La neuro-imagerie, et en particulier l'IRM cérébrale, permettent de visualiser les conséquences de la mort neuronale par l'intermédiaire des mesures d'atrophie. De nombreuses études ont permis de confirmer que la diminution du volume du cortex entorhinal ou de l'hippocampe est associée au risque d'évolution vers une maladie d'Alzheimer chez les sujets âgés et chez les sujets présentant un trouble cognitif léger (MCI). Dans la maladie d'Alzheimer, la progression de l'atrophie des régions temporales internes et du volume cérébral global semble suivre l'évolution clinique de la maladie. Il en est de même de l'augmentation du volume ventriculaire. Ces paramètres n'interviennent donc pas comme des éléments pronostiques, mais sont corrélés à l'évolution clinique.

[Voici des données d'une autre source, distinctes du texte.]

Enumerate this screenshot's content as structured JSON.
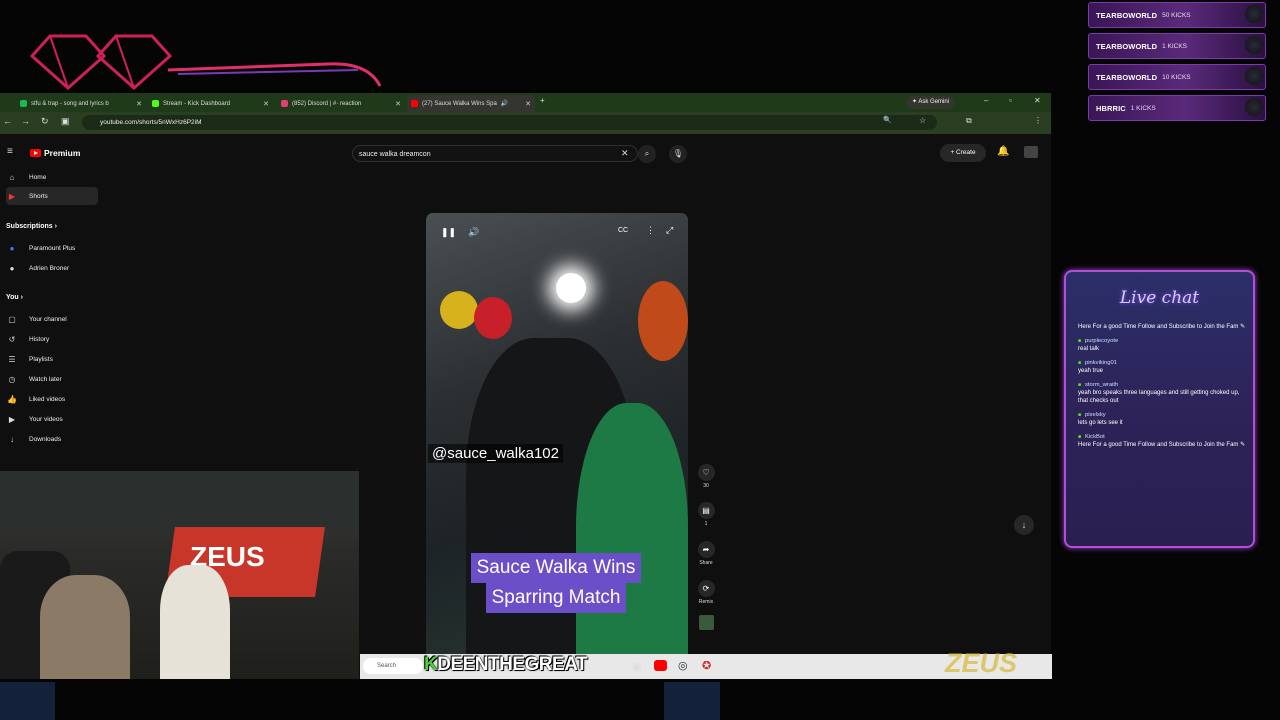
{
  "kick_events": [
    {
      "user": "TEARBOWORLD",
      "detail": "50 KICKS"
    },
    {
      "user": "TEARBOWORLD",
      "detail": "1 KICKS"
    },
    {
      "user": "TEARBOWORLD",
      "detail": "10 KICKS"
    },
    {
      "user": "HBRRIC",
      "detail": "1 KICKS"
    }
  ],
  "browser": {
    "tabs": [
      {
        "label": "stfu & trap - song and lyrics b"
      },
      {
        "label": "Stream - Kick Dashboard"
      },
      {
        "label": "(852) Discord | #· reaction"
      },
      {
        "label": "(27) Sauce Walka Wins Spa"
      }
    ],
    "ask_gemini": "Ask Gemini",
    "url": "youtube.com/shorts/5nWxHz6P2iM"
  },
  "youtube": {
    "brand": "Premium",
    "search_value": "sauce walka dreamcon",
    "create_label": "Create",
    "sidebar_top": [
      {
        "label": "Home",
        "icon": "home-icon"
      },
      {
        "label": "Shorts",
        "icon": "shorts-icon"
      }
    ],
    "subscriptions_label": "Subscriptions",
    "subscriptions": [
      {
        "label": "Paramount Plus"
      },
      {
        "label": "Adrien Broner"
      }
    ],
    "you_label": "You",
    "you_items": [
      {
        "label": "Your channel"
      },
      {
        "label": "History"
      },
      {
        "label": "Playlists"
      },
      {
        "label": "Watch later"
      },
      {
        "label": "Liked videos"
      },
      {
        "label": "Your videos"
      },
      {
        "label": "Downloads"
      }
    ],
    "video": {
      "handle": "@sauce_walka102",
      "caption_line1": "Sauce Walka Wins",
      "caption_line2": "Sparring Match"
    },
    "actions": {
      "likes": "30",
      "comments": "1",
      "share": "Share",
      "remix": "Remix"
    }
  },
  "taskbar": {
    "search_placeholder": "Search",
    "streamer_name": "DEENTHEGREAT",
    "streamer_prefix": "K",
    "sponsor": "ZEUS"
  },
  "chat": {
    "title": "Live chat",
    "messages": [
      {
        "user": "",
        "text": "Here For a good Time Follow and Subscribe to Join the Fam"
      },
      {
        "user": "purplecoyote",
        "text": "real talk"
      },
      {
        "user": "pinkviking01",
        "text": "yeah true"
      },
      {
        "user": "storm_wraith",
        "text": "yeah bro speaks three languages and still getting choked up, that checks out"
      },
      {
        "user": "pixelsky",
        "text": "lets go lets see it"
      },
      {
        "user": "KickBot",
        "text": "Here For a good Time Follow and Subscribe to Join the Fam"
      }
    ]
  },
  "colors": {
    "kick_green": "#53fc18",
    "youtube_red": "#ff0000",
    "caption_purple": "#6b4fc8",
    "chat_border": "#b24fd8"
  }
}
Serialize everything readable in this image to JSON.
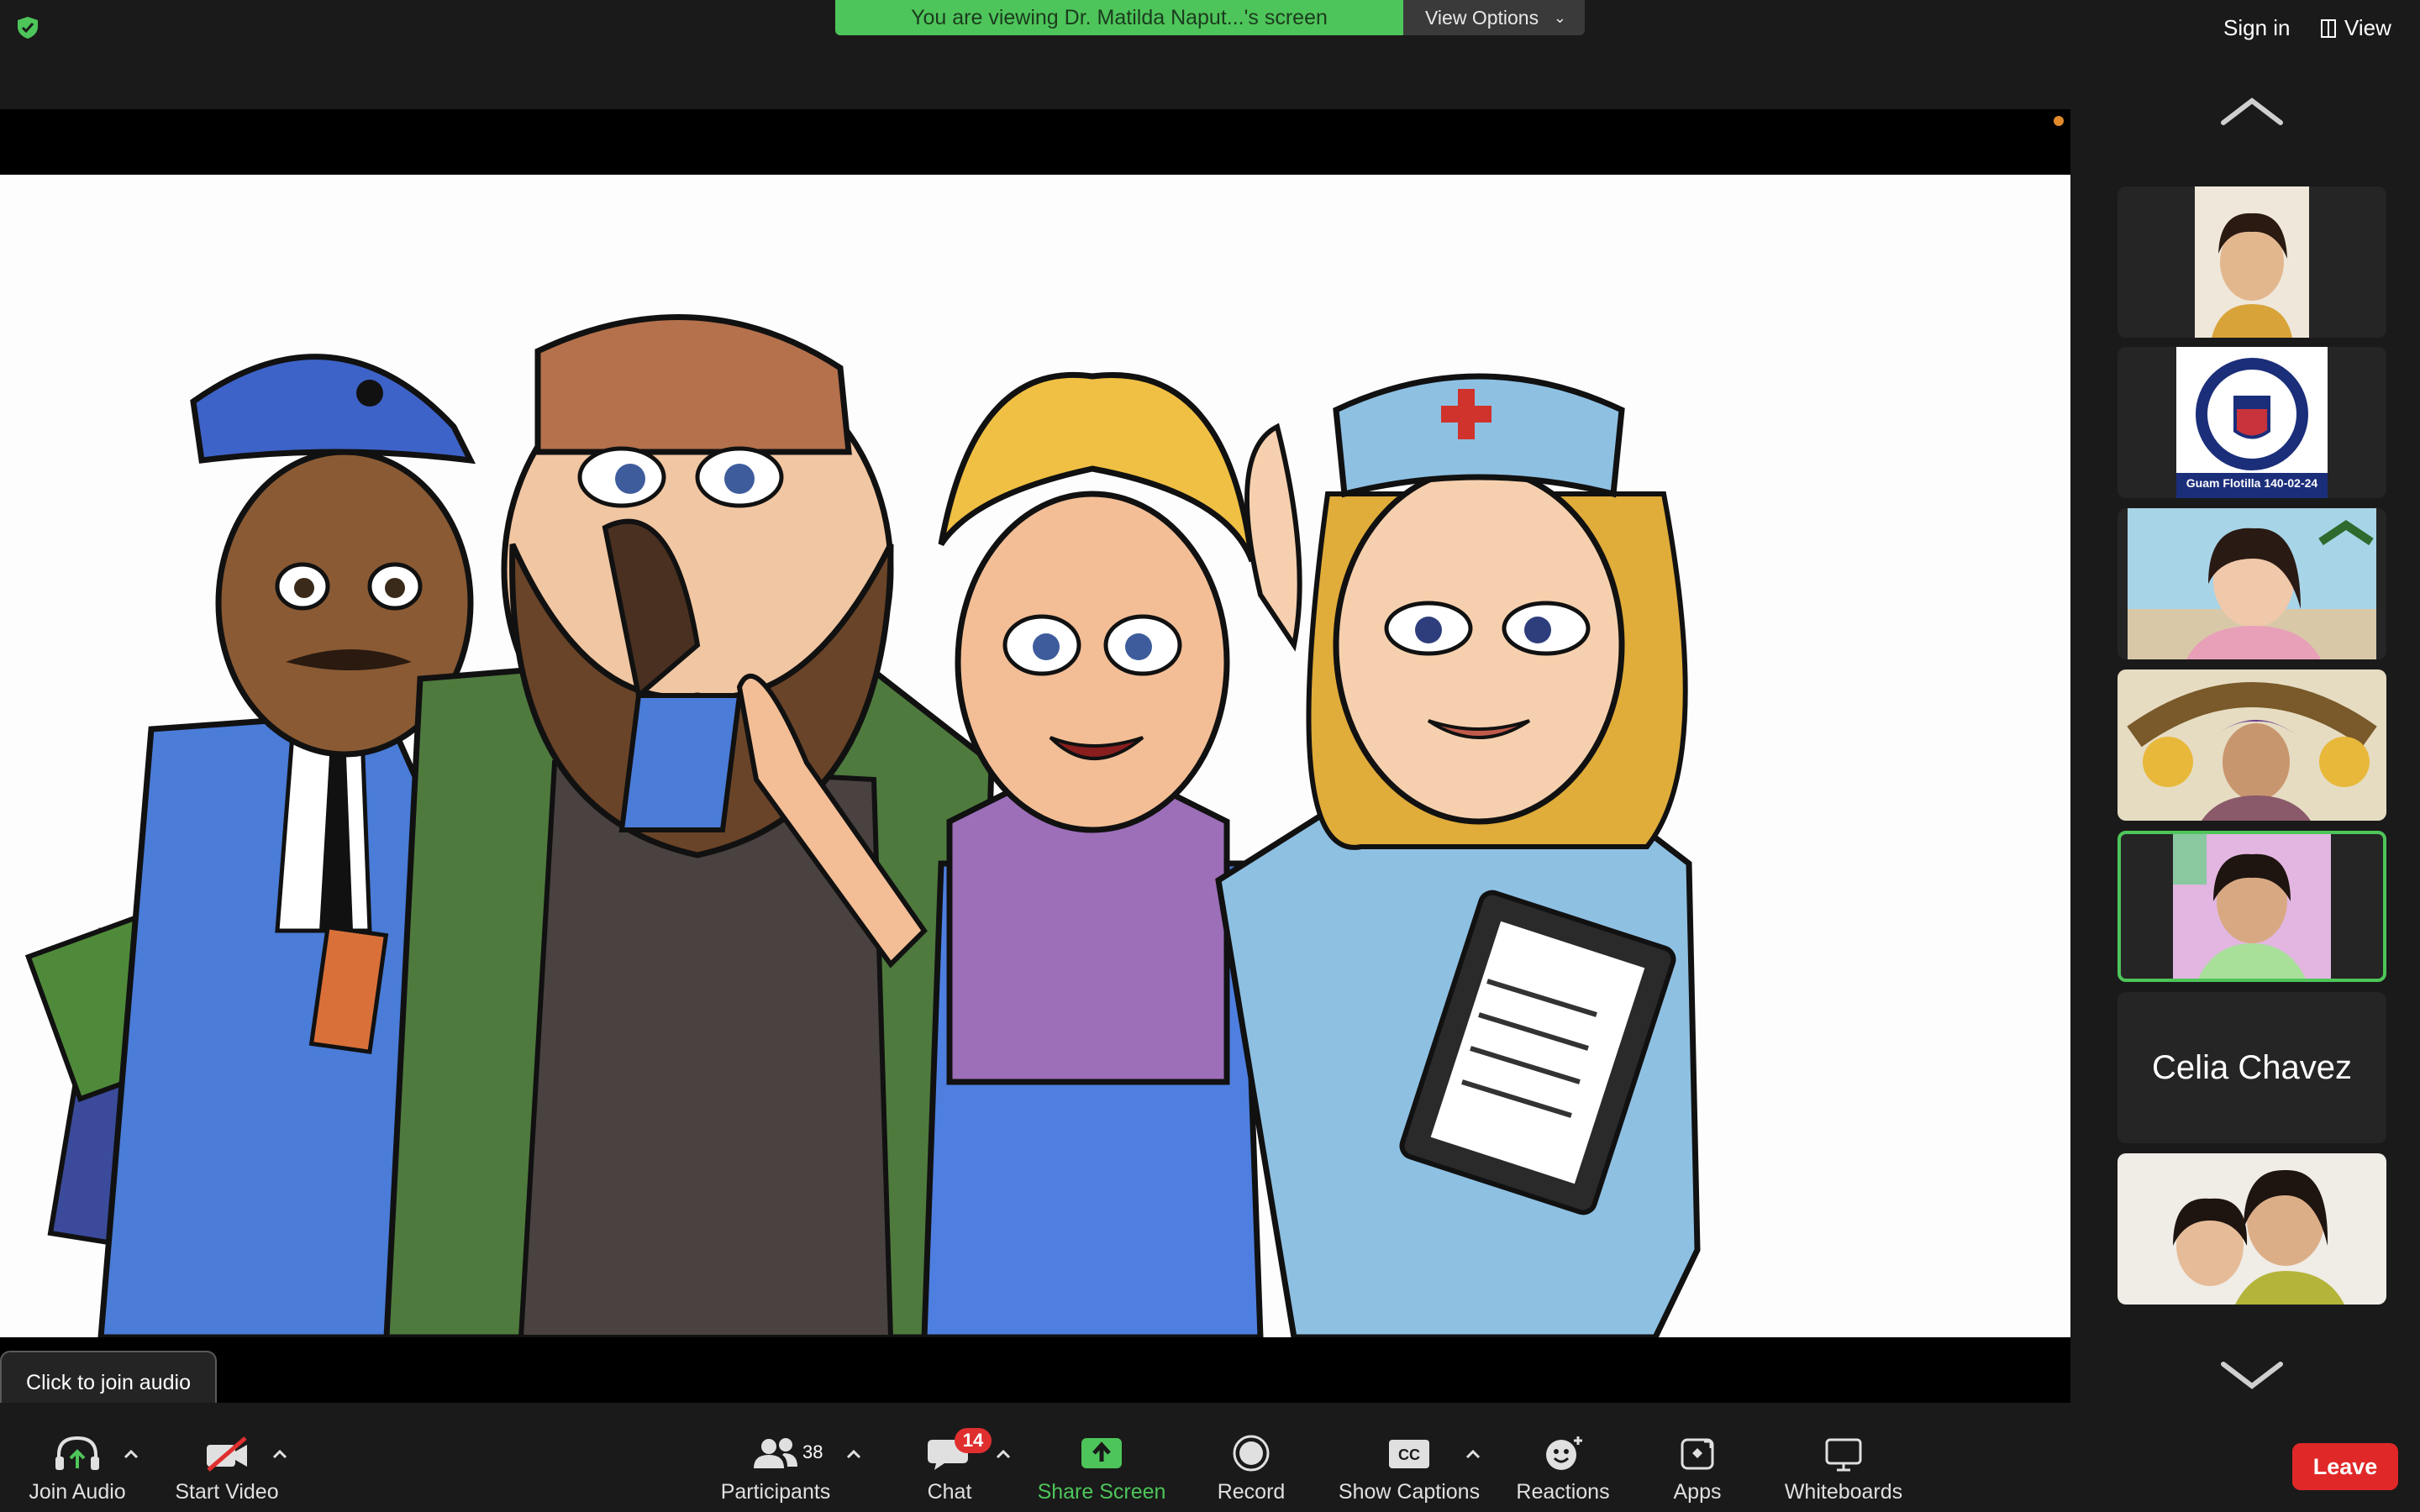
{
  "top_bar": {
    "banner_text": "You are viewing Dr. Matilda Naput...'s screen",
    "view_options_label": "View Options",
    "sign_in_label": "Sign in",
    "view_label": "View"
  },
  "gallery": {
    "participant_tiles": [
      {
        "kind": "video"
      },
      {
        "kind": "logo",
        "logo_text": "Guam Flotilla 140-02-24"
      },
      {
        "kind": "video"
      },
      {
        "kind": "video"
      },
      {
        "kind": "video",
        "active_speaker": true
      },
      {
        "kind": "name",
        "name": "Celia Chavez"
      },
      {
        "kind": "video"
      }
    ]
  },
  "tooltip": {
    "text": "Click to join audio"
  },
  "toolbar": {
    "join_audio_label": "Join Audio",
    "start_video_label": "Start Video",
    "participants_label": "Participants",
    "participants_count": "38",
    "chat_label": "Chat",
    "chat_badge": "14",
    "share_screen_label": "Share Screen",
    "record_label": "Record",
    "show_captions_label": "Show Captions",
    "captions_icon_text": "CC",
    "reactions_label": "Reactions",
    "apps_label": "Apps",
    "whiteboards_label": "Whiteboards",
    "leave_label": "Leave"
  },
  "colors": {
    "accent_green": "#4ec55a",
    "leave_red": "#e02828",
    "badge_red": "#e02f2f",
    "background": "#1a1a1a"
  }
}
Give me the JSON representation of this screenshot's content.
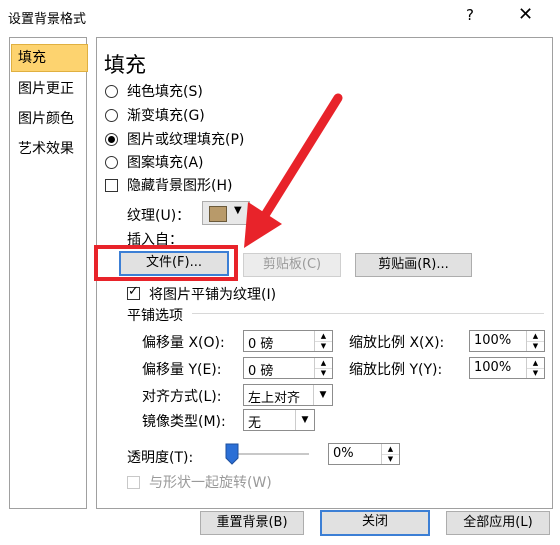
{
  "window": {
    "title": "设置背景格式",
    "help": "?",
    "close": "✕"
  },
  "sidebar": {
    "items": [
      {
        "label": "填充"
      },
      {
        "label": "图片更正"
      },
      {
        "label": "图片颜色"
      },
      {
        "label": "艺术效果"
      }
    ]
  },
  "fill": {
    "heading": "填充",
    "solid": "纯色填充(S)",
    "gradient": "渐变填充(G)",
    "picture": "图片或纹理填充(P)",
    "pattern": "图案填充(A)",
    "hide_bg": "隐藏背景图形(H)",
    "texture_label": "纹理(U)：",
    "insert_from": "插入自：",
    "file_btn": "文件(F)...",
    "clipboard_btn": "剪贴板(C)",
    "clipart_btn": "剪贴画(R)...",
    "tile": "将图片平铺为纹理(I)"
  },
  "tiling": {
    "heading": "平铺选项",
    "offset_x_label": "偏移量 X(O):",
    "offset_x": "0 磅",
    "scale_x_label": "缩放比例 X(X):",
    "scale_x": "100%",
    "offset_y_label": "偏移量 Y(E):",
    "offset_y": "0 磅",
    "scale_y_label": "缩放比例 Y(Y):",
    "scale_y": "100%",
    "align_label": "对齐方式(L):",
    "align_value": "左上对齐",
    "mirror_label": "镜像类型(M):",
    "mirror_value": "无"
  },
  "transparency": {
    "label": "透明度(T):",
    "value": "0%",
    "level": 0
  },
  "rotate_with_shape": "与形状一起旋转(W)",
  "footer": {
    "reset": "重置背景(B)",
    "close": "关闭",
    "apply_all": "全部应用(L)"
  },
  "colors": {
    "accent_selected": "#fdd36f",
    "annotation": "#e8232a"
  }
}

Pour tenter d'identifier des facteurs pronostiques de rapidité d'évolution clinique dans la MA, nous avons suivi 23 malades pendant 3 ans tous les 6 mois. Au terme de ce suivi, deux populations de patients pouvaient être clairement opposés sur la base de l'évolution du score du MMS : un groupe de 12 sujets avait évolué lentement, avec un perte de 2,2 ± 1,1 au MMS, alors que l'autre groupe de 11 sujets avait évolué rapidement, ayant perdu 8,7 ± 2,7 points au MMS (figure 1). Aucune différence significative n'était observable à l'inclusion entre les deux groupes : âge, niveau d'éducation, MMS initial et batterie neuropsychologique. En revanche, l'analyse en VBM (voxel based morphometry) de l'IRM initiale faite à l'inclusion montre que les sujets ayant un déclin rapide ont une atrophie corticale des régions occipito-pariétales médianes plus marquée que chez les sujets ayant une évolution lente, sans que cette distinction puisse être détectée par les paramètres cliniques initiaux (2) (figure 2).